I wanted to be an author ever since I was about five or six years old. Not long after I could write my name, I decided I wanted to write books. I decided this because I thought I had good ideas, and I knew my imagination was very active. But as I grew older, I discovered more and more that it is expected that authors have some natural talent with words. You have to be good at writing to be an author, and if you're not, maybe you should be channelling your abilities elsewhere - right?
There are a few people that really encouraged me to keep writing when I was very young - between eleven and fourteen - but overall, the response was that I was not good enough, and probably never would be.The unspoken message was that I was wasting my time, and would be better off to stop now and try something more realistic. I have to be honest - that hit me really hard. In some senses, I'm still trying to decide if that advice was bad or not! Luckily(?), I'm of the obsessive nature anyway, so I continued writing most of the way through my teen years, experimenting with book formats and poetry. It was when I came close to finishing to school that I became really frightened. What was I to do with my life? I had a huge idea for a seven book series that had been churning around in my brain literally since I was ten, or earlier. I felt like if I didn't write it now, I would eventually lose my enthusiasm and courage, and it would vanish. I would be giving away one of the best opportunities of my life.
But I had to do something to earn money. I knew if I studied for three years, it was going to take up the bulk of my writing time, because I'm a perfectionist. It would be almost impossible for me to research options for submitting my book(s) to a publisher and keep up with the writing and editing and study. Besides,I would be building up a debt I had to pay off. I looked into creative writing courses, but decided against these for reasons that maybe I'll put in a blog post later. In the meantime, I read and read and read. Everything from Plutarch to Homer to Ovid, to Shakespeare to Lovelace to Coleridge, to Keats to Austen to Bronte to Dickens. My favorite authors became Rowling, Thomas Hardy, and Katherine Mansfield. I started working from a bigger pool of words and imagery, and that really helped me.
In the end, I went with my gut. I wasn't hurting anyone by doing what I really desired, in my heart of hearts, to do. But I wasn't going to make a living either if I wasn't careful. I had other passions besides writing - though my love of writing dwarfed them all by far. I loved music, which has always helped me create stories. For me, it's just another way of telling a story. So I worked hard in that area and got the basic qualifications to teach piano and singing - something I've done for almost three years now. God really blessed me in my choice; it was a wonderful occupation, and saved me plenty of time for writing. I was successful in starting up a music teaching business, and I could live off it happily.

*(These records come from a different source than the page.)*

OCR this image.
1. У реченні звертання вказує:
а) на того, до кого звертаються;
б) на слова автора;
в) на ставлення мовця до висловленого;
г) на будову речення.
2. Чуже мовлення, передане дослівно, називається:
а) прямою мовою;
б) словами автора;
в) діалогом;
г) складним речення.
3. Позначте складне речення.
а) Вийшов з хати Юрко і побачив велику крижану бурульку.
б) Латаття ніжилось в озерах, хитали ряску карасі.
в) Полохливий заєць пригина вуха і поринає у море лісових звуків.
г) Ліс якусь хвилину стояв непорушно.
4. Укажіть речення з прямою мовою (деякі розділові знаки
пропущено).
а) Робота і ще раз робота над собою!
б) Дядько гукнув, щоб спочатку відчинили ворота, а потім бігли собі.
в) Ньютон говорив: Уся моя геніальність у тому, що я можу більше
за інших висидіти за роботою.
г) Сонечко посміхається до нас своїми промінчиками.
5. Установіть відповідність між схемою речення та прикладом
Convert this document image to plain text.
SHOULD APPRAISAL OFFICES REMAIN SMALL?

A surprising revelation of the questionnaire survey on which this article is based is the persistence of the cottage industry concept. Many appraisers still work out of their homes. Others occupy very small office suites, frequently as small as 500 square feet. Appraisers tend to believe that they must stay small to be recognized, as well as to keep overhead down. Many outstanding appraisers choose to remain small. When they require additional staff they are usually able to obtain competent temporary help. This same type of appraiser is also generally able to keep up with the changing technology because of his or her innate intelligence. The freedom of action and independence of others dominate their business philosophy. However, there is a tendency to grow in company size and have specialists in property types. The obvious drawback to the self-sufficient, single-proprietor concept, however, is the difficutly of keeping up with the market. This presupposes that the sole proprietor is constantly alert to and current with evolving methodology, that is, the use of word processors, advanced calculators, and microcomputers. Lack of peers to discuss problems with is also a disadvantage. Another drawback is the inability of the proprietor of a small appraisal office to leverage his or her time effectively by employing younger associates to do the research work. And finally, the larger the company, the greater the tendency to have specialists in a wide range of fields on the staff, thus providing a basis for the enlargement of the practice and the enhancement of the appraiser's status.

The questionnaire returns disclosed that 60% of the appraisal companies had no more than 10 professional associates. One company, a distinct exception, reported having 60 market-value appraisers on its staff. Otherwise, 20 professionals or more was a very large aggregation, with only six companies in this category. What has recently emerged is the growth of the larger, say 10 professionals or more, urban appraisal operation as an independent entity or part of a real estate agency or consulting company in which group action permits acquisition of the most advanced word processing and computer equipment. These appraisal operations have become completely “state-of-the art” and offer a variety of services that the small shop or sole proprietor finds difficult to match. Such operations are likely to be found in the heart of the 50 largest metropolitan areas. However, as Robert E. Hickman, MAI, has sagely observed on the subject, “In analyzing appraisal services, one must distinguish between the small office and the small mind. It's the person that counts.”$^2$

And then I kept sending my work out to literary agents and publishers during that time. After over a decade of wanting to be a published author, I signed a publishing contract a week or so before my twenty-first birthday. It felt insanely good.
I tell this story because I think writing a story is the simplest and best way of teaching and encouraging others. I want to insist that a lot is possible through hard work. When everyone (or what feels like everyone) tells you that you shouldn't be writing, always remember that if you work hard and do it out of the right motives - in a God-honoring way - there's no reason why you shouldn't. Writing is not a natural talent, as people see natural talents in general. I firmly believe that. It's a human thing, to want to tell a story; but it takes work to write well. Five-year-olds do not come out as laureates in their first year of school. Let this encourage you: everyone starts somewhere.